There were six Ranger soldiers Mueller, Pike, Dunbar, Kendall, Castro, Nunez, who as part of their training exercise go into the jungle in a chopper in a full-blown hurricane with Sergeant West, and only two returned–the temperamental Dunbar (Brian Van Holt) and the anxiety-ridden ostracized homosexual son of a general, a hospitalized Kendall (Giovanni Ribisi). The straight-laced Captain Osborne gets nowhere questioning Dunbar, as the Ranger says he will only speak to a fellow Ranger. The colonel then sends for Hardy to make a hurry up investigation before the FBI investigates, as his career can be ruined by such a scandal.

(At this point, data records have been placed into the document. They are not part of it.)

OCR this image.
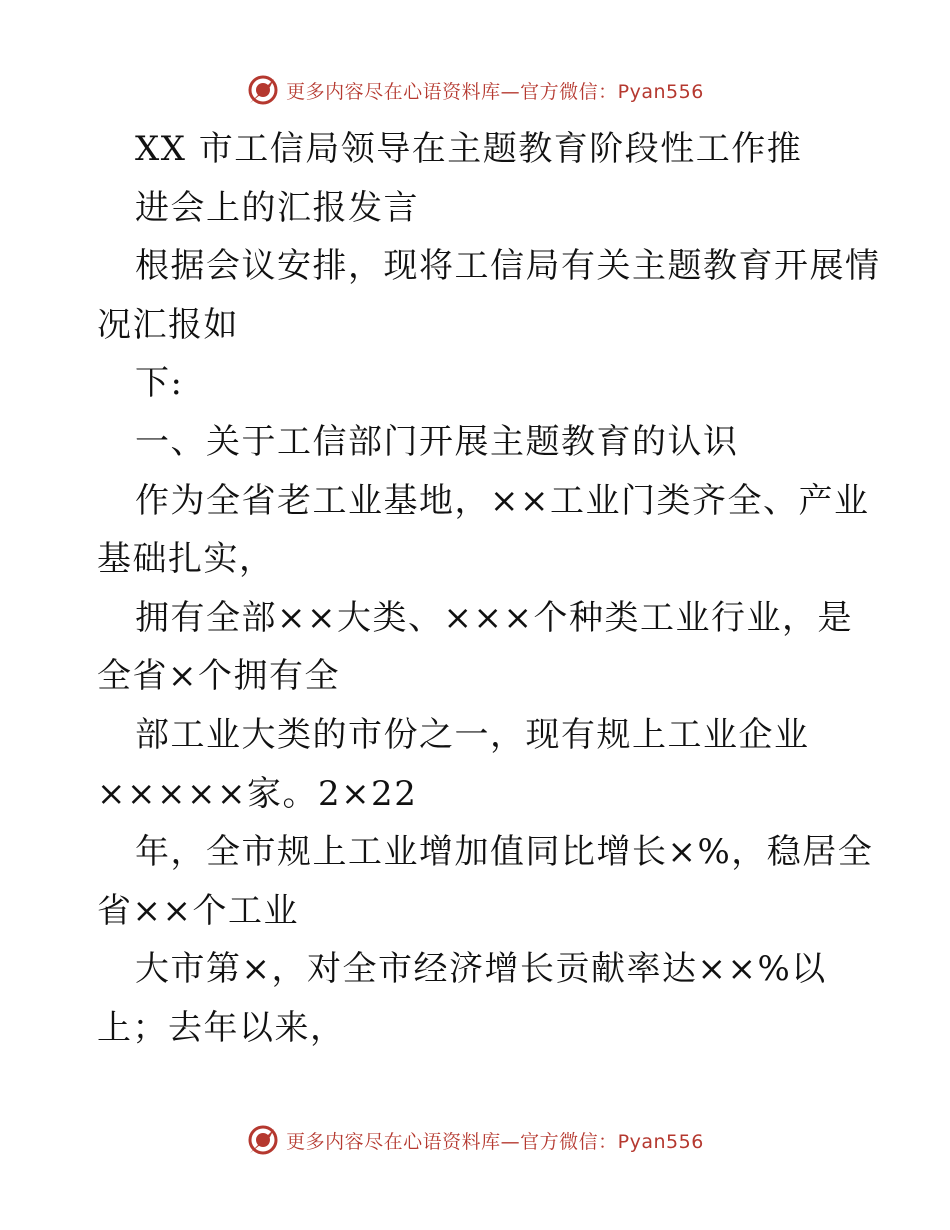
更多内容尽在心语资料库—官方微信：Pyan556
XX 市工信局领导在主题教育阶段性工作推
进会上的汇报发言
根据会议安排，现将工信局有关主题教育开展情
况汇报如
下:
一、关于工信部门开展主题教育的认识
作为全省老工业基地，××工业门类齐全、产业
基础扎实，
拥有全部××大类、×××个种类工业行业，是
全省×个拥有全
部工业大类的市份之一，现有规上工业企业
×××××家。2×22
年，全市规上工业增加值同比增长×%，稳居全
省××个工业
大市第×，对全市经济增长贡献率达××%以
上；去年以来，
更多内容尽在心语资料库—官方微信：Pyan556
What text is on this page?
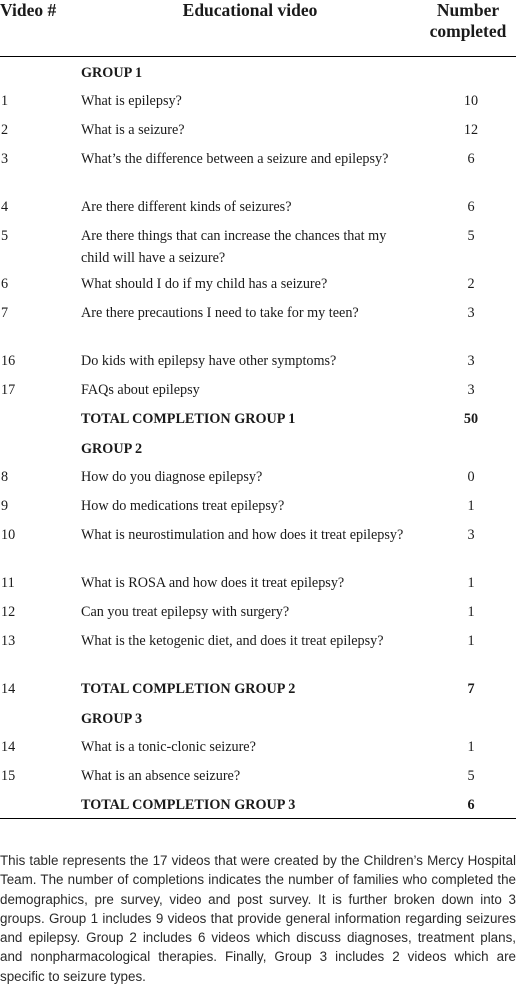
Video #	Educational video	Number completed
	GROUP 1	
1	What is epilepsy?	10
2	What is a seizure?	12
3	What’s the difference between a seizure and epilepsy?	6
4	Are there different kinds of seizures?	6
5	Are there things that can increase the chances that my child will have a seizure?	5
6	What should I do if my child has a seizure?	2
7	Are there precautions I need to take for my teen?	3
16	Do kids with epilepsy have other symptoms?	3
17	FAQs about epilepsy	3
	TOTAL COMPLETION GROUP 1	50
	GROUP 2	
8	How do you diagnose epilepsy?	0
9	How do medications treat epilepsy?	1
10	What is neurostimulation and how does it treat epilepsy?	3
11	What is ROSA and how does it treat epilepsy?	1
12	Can you treat epilepsy with surgery?	1
13	What is the ketogenic diet, and does it treat epilepsy?	1
14	TOTAL COMPLETION GROUP 2	7
	GROUP 3	
14	What is a tonic-clonic seizure?	1
15	What is an absence seizure?	5
	TOTAL COMPLETION GROUP 3	6

This table represents the 17 videos that were created by the Children’s Mercy Hospital Team. The number of completions indicates the number of families who completed the demographics, pre survey, video and post survey. It is further broken down into 3 groups. Group 1 includes 9 videos that provide general information regarding seizures and epilepsy. Group 2 includes 6 videos which discuss diagnoses, treatment plans, and nonpharmacological therapies. Finally, Group 3 includes 2 videos which are specific to seizure types.
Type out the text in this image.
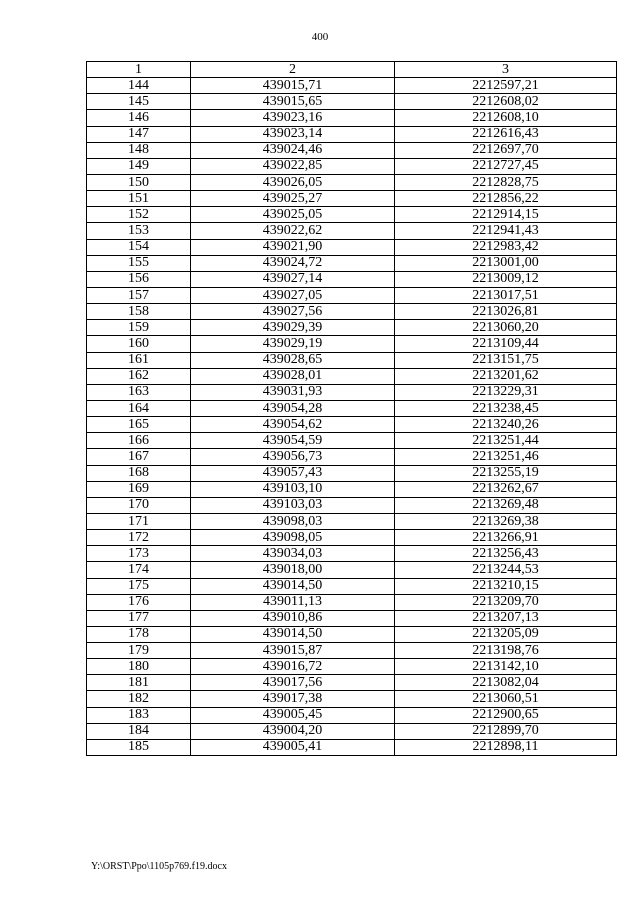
400
1	2	3
144	439015,71	2212597,21
145	439015,65	2212608,02
146	439023,16	2212608,10
147	439023,14	2212616,43
148	439024,46	2212697,70
149	439022,85	2212727,45
150	439026,05	2212828,75
151	439025,27	2212856,22
152	439025,05	2212914,15
153	439022,62	2212941,43
154	439021,90	2212983,42
155	439024,72	2213001,00
156	439027,14	2213009,12
157	439027,05	2213017,51
158	439027,56	2213026,81
159	439029,39	2213060,20
160	439029,19	2213109,44
161	439028,65	2213151,75
162	439028,01	2213201,62
163	439031,93	2213229,31
164	439054,28	2213238,45
165	439054,62	2213240,26
166	439054,59	2213251,44
167	439056,73	2213251,46
168	439057,43	2213255,19
169	439103,10	2213262,67
170	439103,03	2213269,48
171	439098,03	2213269,38
172	439098,05	2213266,91
173	439034,03	2213256,43
174	439018,00	2213244,53
175	439014,50	2213210,15
176	439011,13	2213209,70
177	439010,86	2213207,13
178	439014,50	2213205,09
179	439015,87	2213198,76
180	439016,72	2213142,10
181	439017,56	2213082,04
182	439017,38	2213060,51
183	439005,45	2212900,65
184	439004,20	2212899,70
185	439005,41	2212898,11
Y:\ORST\Ppo\1105p769.f19.docx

Hardy maneuvers the suspects by using unorthodox questioning methods to get one version from Dunbar and another version from Kendall, while Osborne’s role calls for her to frown with disapproval over the loose way Hardy interrogates each suspect and be put off by Travolta’s flirtations. Osborne is to get it on with Travolta, perhaps, in another movie, because with the investigation and all there was just no time to fool around in this film. With each witness version the film goes into a flashback to see how West, a hated man, was murdered and how the remaining soldiers took sides and fought among themselves. But complications develop and the film runs with its theme that ‘nothing is as it seems.’ The only thing that seems to check out is that the film seems empty and by the time of its last conclusion, after many false ones, a drug operation and a rogue unit of former Rangers who call themselves Section 8 are involved in an endlessly chaotic plot that concludes just as obscurely as when the film began.